Implanted metal and pacemakers. Ferromagnetic metals can be moved by MRI's magnetic field, heating can occur in conductive metal implants, and device function can be disrupted — making standard MRI contraindicated for patients with older pacemakers, cochlear implants, and some surgical clips and joint prostheses. MRI-conditional devices (designed to be compatible with MRI under specific conditions) are increasingly common, and many patients with newer implants can be safely scanned under specific protocols. But when implant compatibility is uncertain, CT provides the clinical information without the safety concerns.

Preparing for an MRI Scan

MRI preparation varies depending on the body part being scanned and whether contrast is being given, but some preparation steps apply to most examinations. Understanding what to expect before, during, and after your scan reduces anxiety and helps the procedure go smoothly.

Most MRI scans require you to remove all metal before entering the scanner room — jewellery, piercings, hearing aids, hairpins, and glasses. You'll change into a hospital gown if your clothing has any metal hardware (zips, underwire). Secure lockers are provided for valuables. For abdominal and pelvic MRI, you may be asked to fast for four to six hours beforehand to improve image quality by reducing bowel motion — your imaging facility will send specific preparation instructions if fasting is needed.

During the scan, you'll lie on a table that slides into the MRI machine — a large cylindrical magnet. The machine produces loud knocking and banging sounds as the magnetic gradients switch on and off — earplugs or headphones are provided. You'll be given a hand-held squeeze bulb to signal the technologist if you need to stop. The key requirement is to remain as still as possible throughout the scan; movement blurs MRI images significantly, which can necessitate repeating sequences and extending the total scan time.

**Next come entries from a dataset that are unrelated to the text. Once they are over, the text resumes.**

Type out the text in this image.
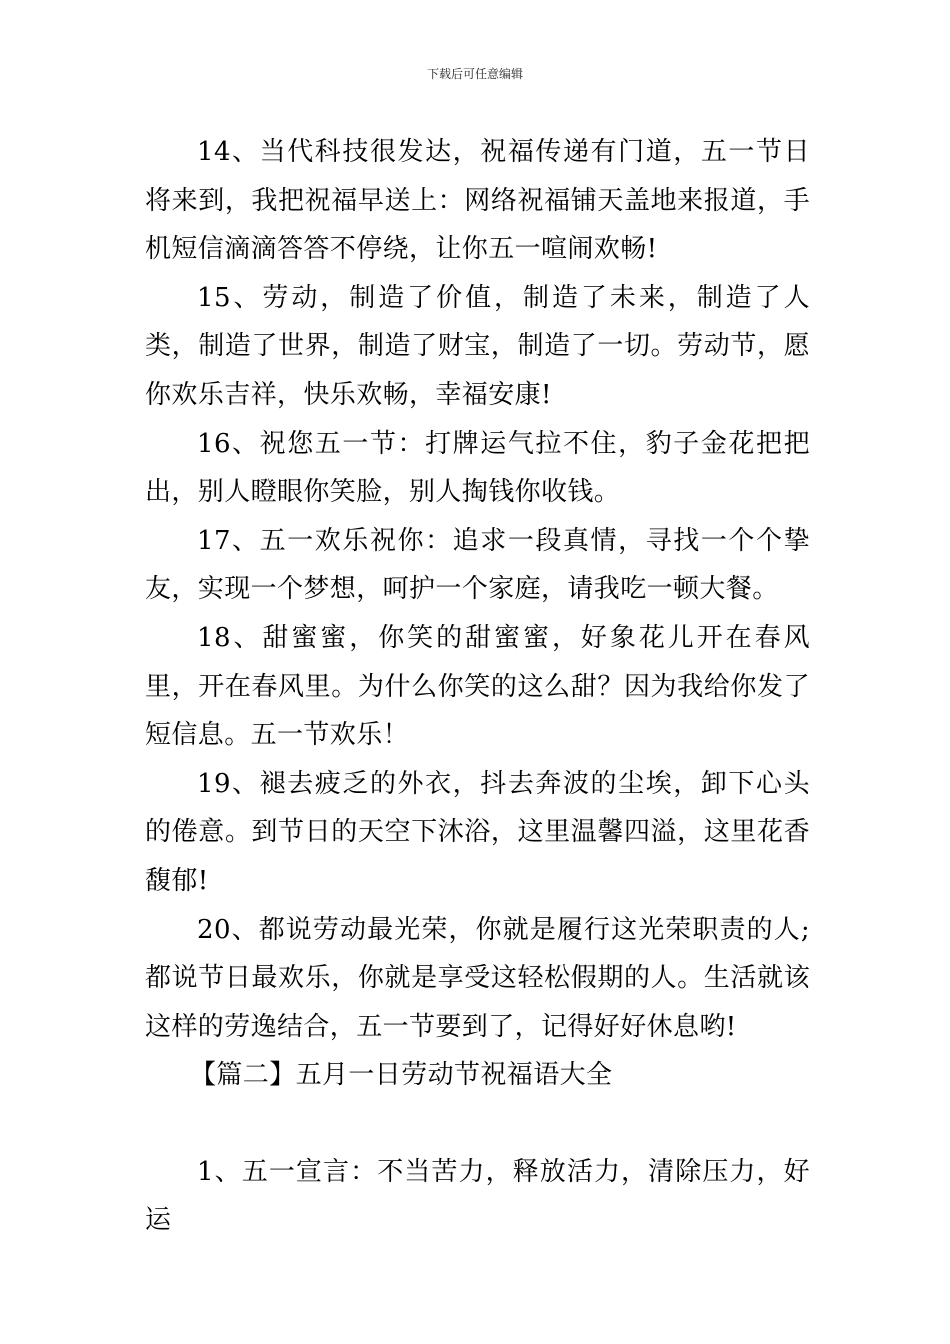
下载后可任意编辑

14、当代科技很发达，祝福传递有门道，五一节日将来到，我把祝福早送上：网络祝福铺天盖地来报道，手机短信滴滴答答不停绕，让你五一喧闹欢畅!

15、劳动，制造了价值，制造了未来，制造了人类，制造了世界，制造了财宝，制造了一切。劳动节，愿你欢乐吉祥，快乐欢畅，幸福安康!

16、祝您五一节：打牌运气拉不住，豹子金花把把出，别人瞪眼你笑脸，别人掏钱你收钱。

17、五一欢乐祝你：追求一段真情，寻找一个个挚友，实现一个梦想，呵护一个家庭，请我吃一顿大餐。

18、甜蜜蜜，你笑的甜蜜蜜，好象花儿开在春风里，开在春风里。为什么你笑的这么甜？因为我给你发了短信息。五一节欢乐！

19、褪去疲乏的外衣，抖去奔波的尘埃，卸下心头的倦意。到节日的天空下沐浴，这里温馨四溢，这里花香馥郁!

20、都说劳动最光荣，你就是履行这光荣职责的人;都说节日最欢乐，你就是享受这轻松假期的人。生活就该这样的劳逸结合，五一节要到了，记得好好休息哟!

【篇二】五月一日劳动节祝福语大全

1、五一宣言：不当苦力，释放活力，清除压力，好运
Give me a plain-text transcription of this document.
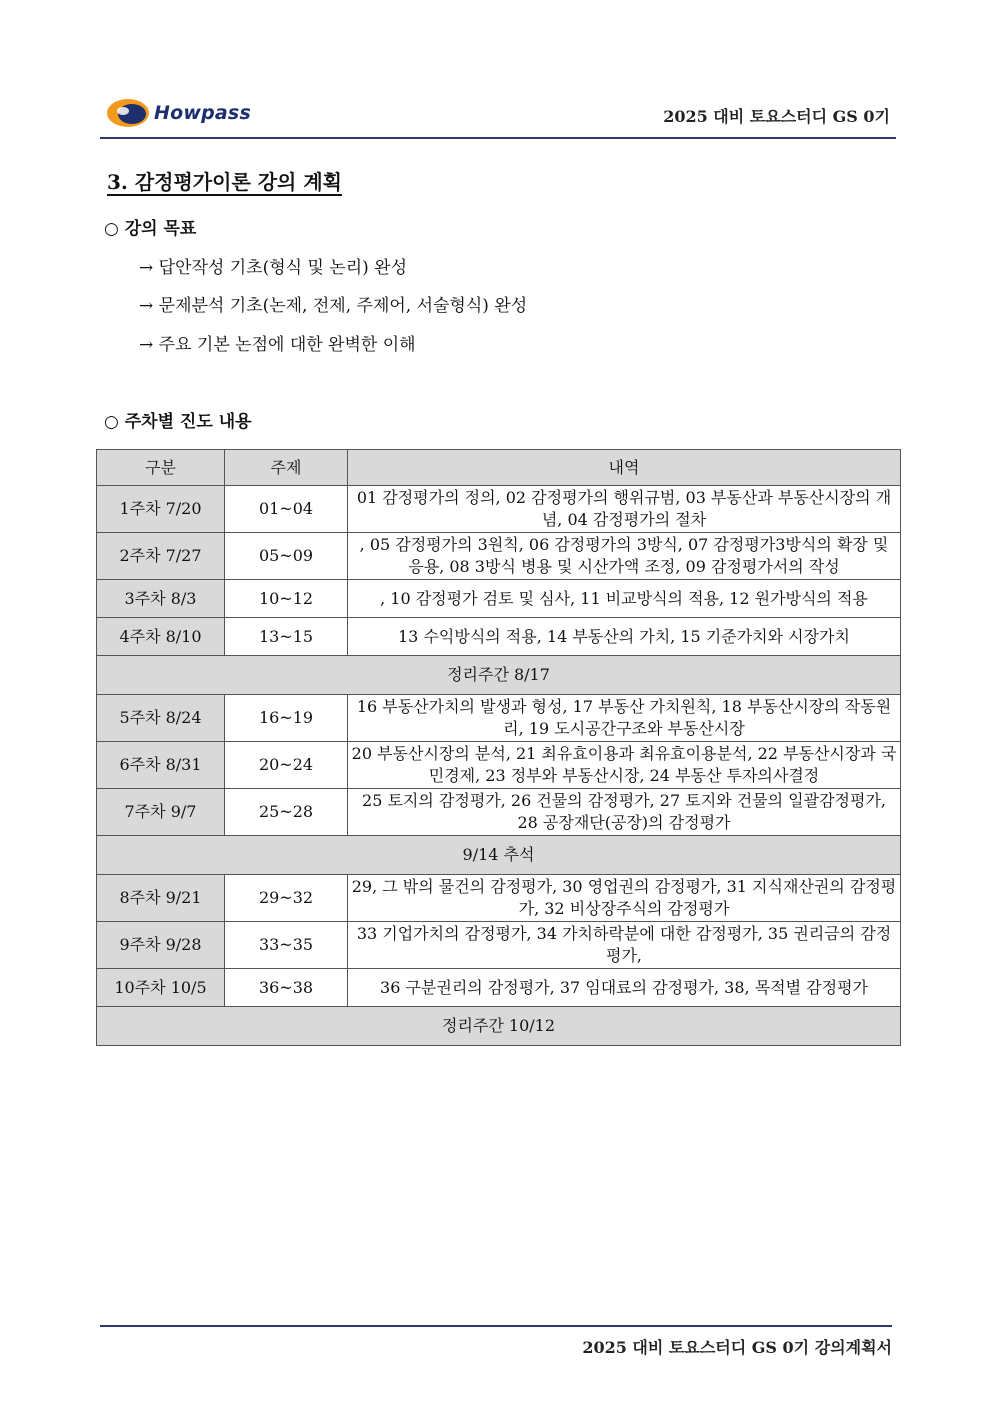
Howpass	2025 대비 토요스터디 GS 0기
3. 감정평가이론 강의 계획
○ 강의 목표
→ 답안작성 기초(형식 및 논리) 완성
→ 문제분석 기초(논제, 전제, 주제어, 서술형식) 완성
→ 주요 기본 논점에 대한 완벽한 이해
○ 주차별 진도 내용
구분	주제	내역
1주차 7/20	01~04	01 감정평가의 정의, 02 감정평가의 행위규범, 03 부동산과 부동산시장의 개념, 04 감정평가의 절차
2주차 7/27	05~09	, 05 감정평가의 3원칙, 06 감정평가의 3방식, 07 감정평가3방식의 확장 및 응용, 08 3방식 병용 및 시산가액 조정, 09 감정평가서의 작성
3주차 8/3	10~12	, 10 감정평가 검토 및 심사, 11 비교방식의 적용, 12 원가방식의 적용
4주차 8/10	13~15	13 수익방식의 적용, 14 부동산의 가치, 15 기준가치와 시장가치
정리주간 8/17		
5주차 8/24	16~19	16 부동산가치의 발생과 형성, 17 부동산 가치원칙, 18 부동산시장의 작동원리, 19 도시공간구조와 부동산시장
6주차 8/31	20~24	20 부동산시장의 분석, 21 최유효이용과 최유효이용분석, 22 부동산시장과 국민경제, 23 정부와 부동산시장, 24 부동산 투자의사결정
7주차 9/7	25~28	25 토지의 감정평가, 26 건물의 감정평가, 27 토지와 건물의 일괄감정평가, 28 공장재단(공장)의 감정평가
9/14 추석		
8주차 9/21	29~32	29, 그 밖의 물건의 감정평가, 30 영업권의 감정평가, 31 지식재산권의 감정평가, 32 비상장주식의 감정평가
9주차 9/28	33~35	33 기업가치의 감정평가, 34 가치하락분에 대한 감정평가, 35 권리금의 감정평가,
10주차 10/5	36~38	36 구분권리의 감정평가, 37 임대료의 감정평가, 38, 목적별 감정평가
정리주간 10/12		
2025 대비 토요스터디 GS 0기 강의계획서
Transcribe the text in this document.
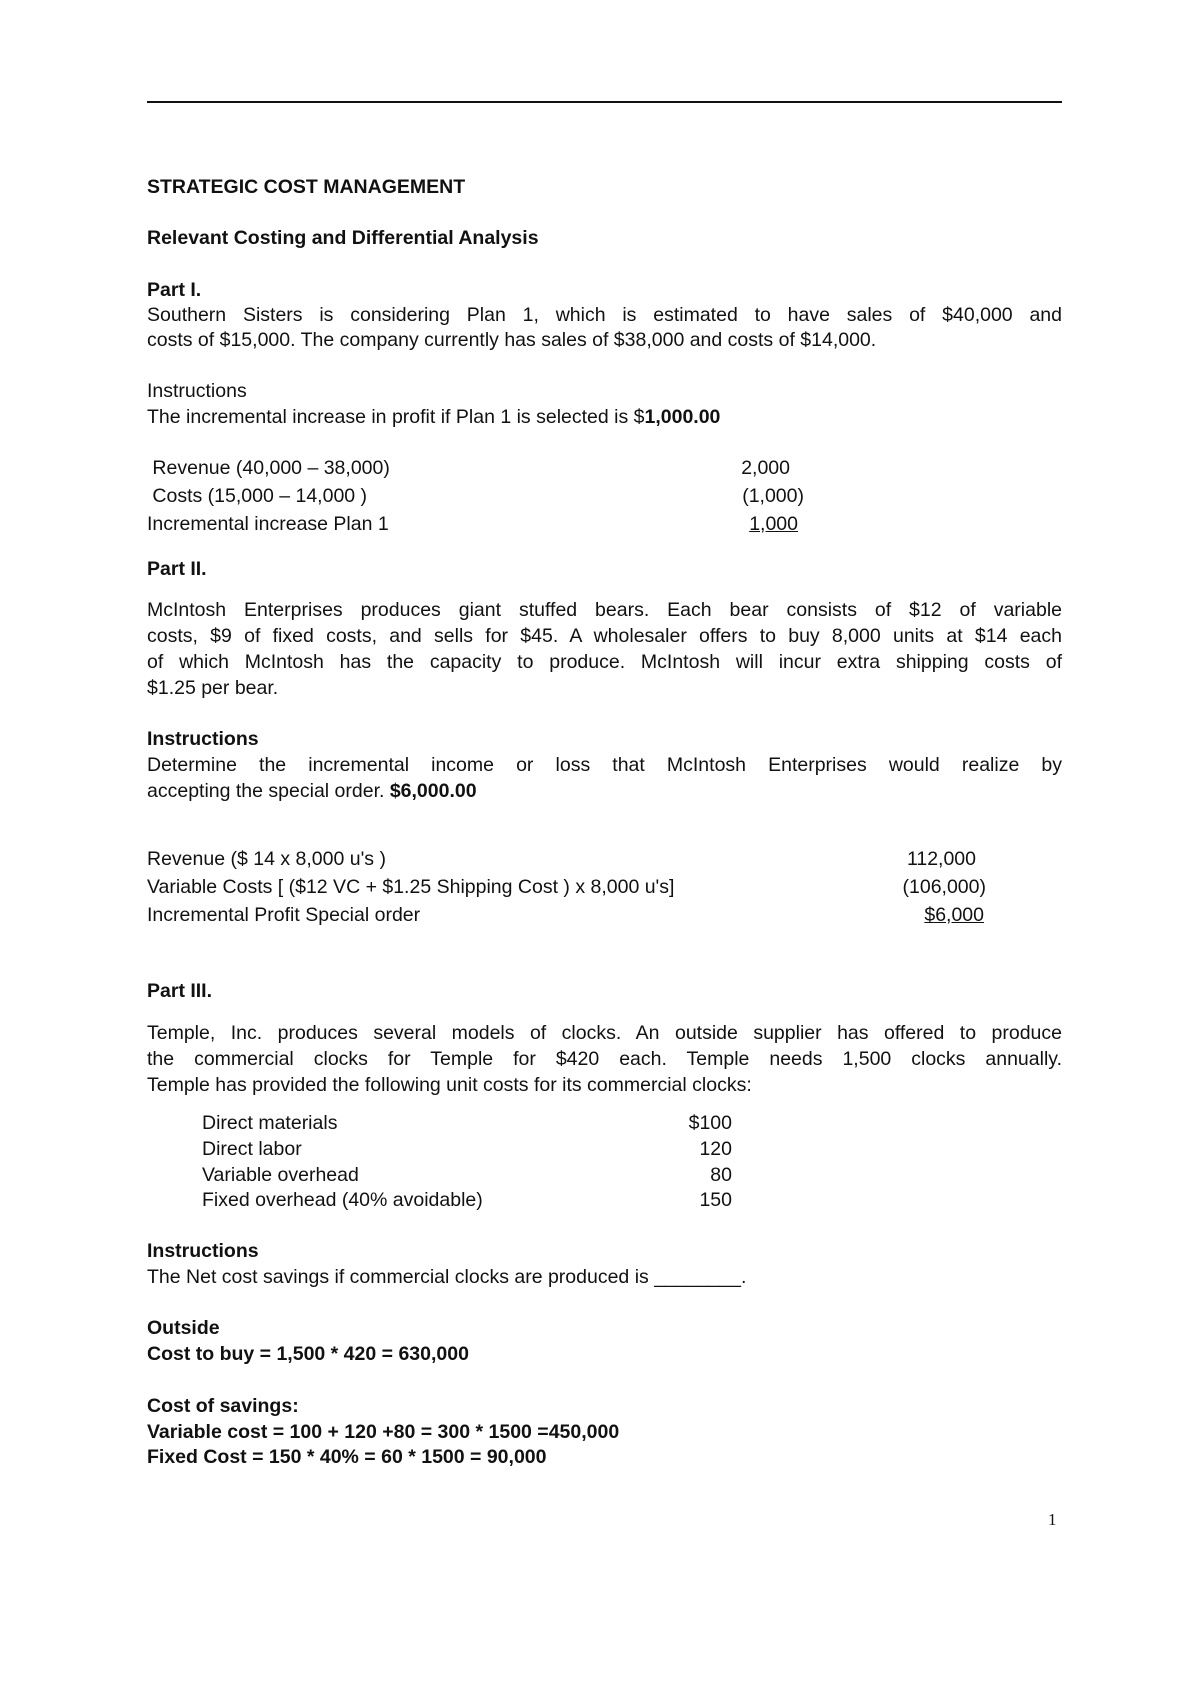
STRATEGIC COST MANAGEMENT
Relevant Costing and Differential Analysis
Part I.
Southern Sisters is considering Plan 1, which is estimated to have sales of $40,000 and
costs of $15,000. The company currently has sales of $38,000 and costs of $14,000.
Instructions
The incremental increase in profit if Plan 1 is selected is $1,000.00
Revenue (40,000 – 38,000)	2,000
Costs (15,000 – 14,000 )	(1,000)
Incremental increase Plan 1	1,000
Part II.
McIntosh Enterprises produces giant stuffed bears. Each bear consists of $12 of variable
costs, $9 of fixed costs, and sells for $45. A wholesaler offers to buy 8,000 units at $14 each
of which McIntosh has the capacity to produce. McIntosh will incur extra shipping costs of
$1.25 per bear.
Instructions
Determine the incremental income or loss that McIntosh Enterprises would realize by
accepting the special order. $6,000.00
Revenue ($ 14 x 8,000 u's )	112,000
Variable Costs [ ($12 VC + $1.25 Shipping Cost ) x 8,000 u's]	(106,000)
Incremental Profit Special order	$6,000
Part III.
Temple, Inc. produces several models of clocks. An outside supplier has offered to produce
the commercial clocks for Temple for $420 each. Temple needs 1,500 clocks annually.
Temple has provided the following unit costs for its commercial clocks:
Direct materials	$100
Direct labor	120
Variable overhead	80
Fixed overhead (40% avoidable)	150
Instructions
The Net cost savings if commercial clocks are produced is ________.
Outside
Cost to buy = 1,500 * 420 = 630,000
Cost of savings:
Variable cost = 100 + 120 +80 = 300 * 1500 =450,000
Fixed Cost = 150 * 40% = 60 * 1500 = 90,000
1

Claustrophobia is a real concern for some patients, particularly in closed-bore (traditional tunnel-style) MRI machines. Strategies that help include requesting a mild sedative from your ordering doctor before the appointment, choosing an open MRI scanner (lower field strength but no enclosed tunnel), or asking the technologist to position you feet-first rather than head-first when the area being scanned allows it. Communication with your imaging facility before the appointment is the most effective way to ensure a manageable experience if you have anxiety about enclosed spaces.

After the scan, you can resume normal activities immediately — MRI has no recovery period and no radiation-related precautions. If contrast was given, staying well-hydrated for the rest of the day helps your kidneys clear the gadolinium efficiently. The technologist cannot tell you what the images show — result communication is the responsibility of your ordering physician.

If your doctor's office hasn't contacted you within the expected timeframe, calling to follow up is appropriate; results occasionally fall through communication gaps in busy practices. Accessing your results through a patient portal before speaking with your doctor is common now, but reading an MRI report without clinical context can cause unnecessary worry — try to wait for your physician's interpretation before drawing conclusions about what the findings mean for your health.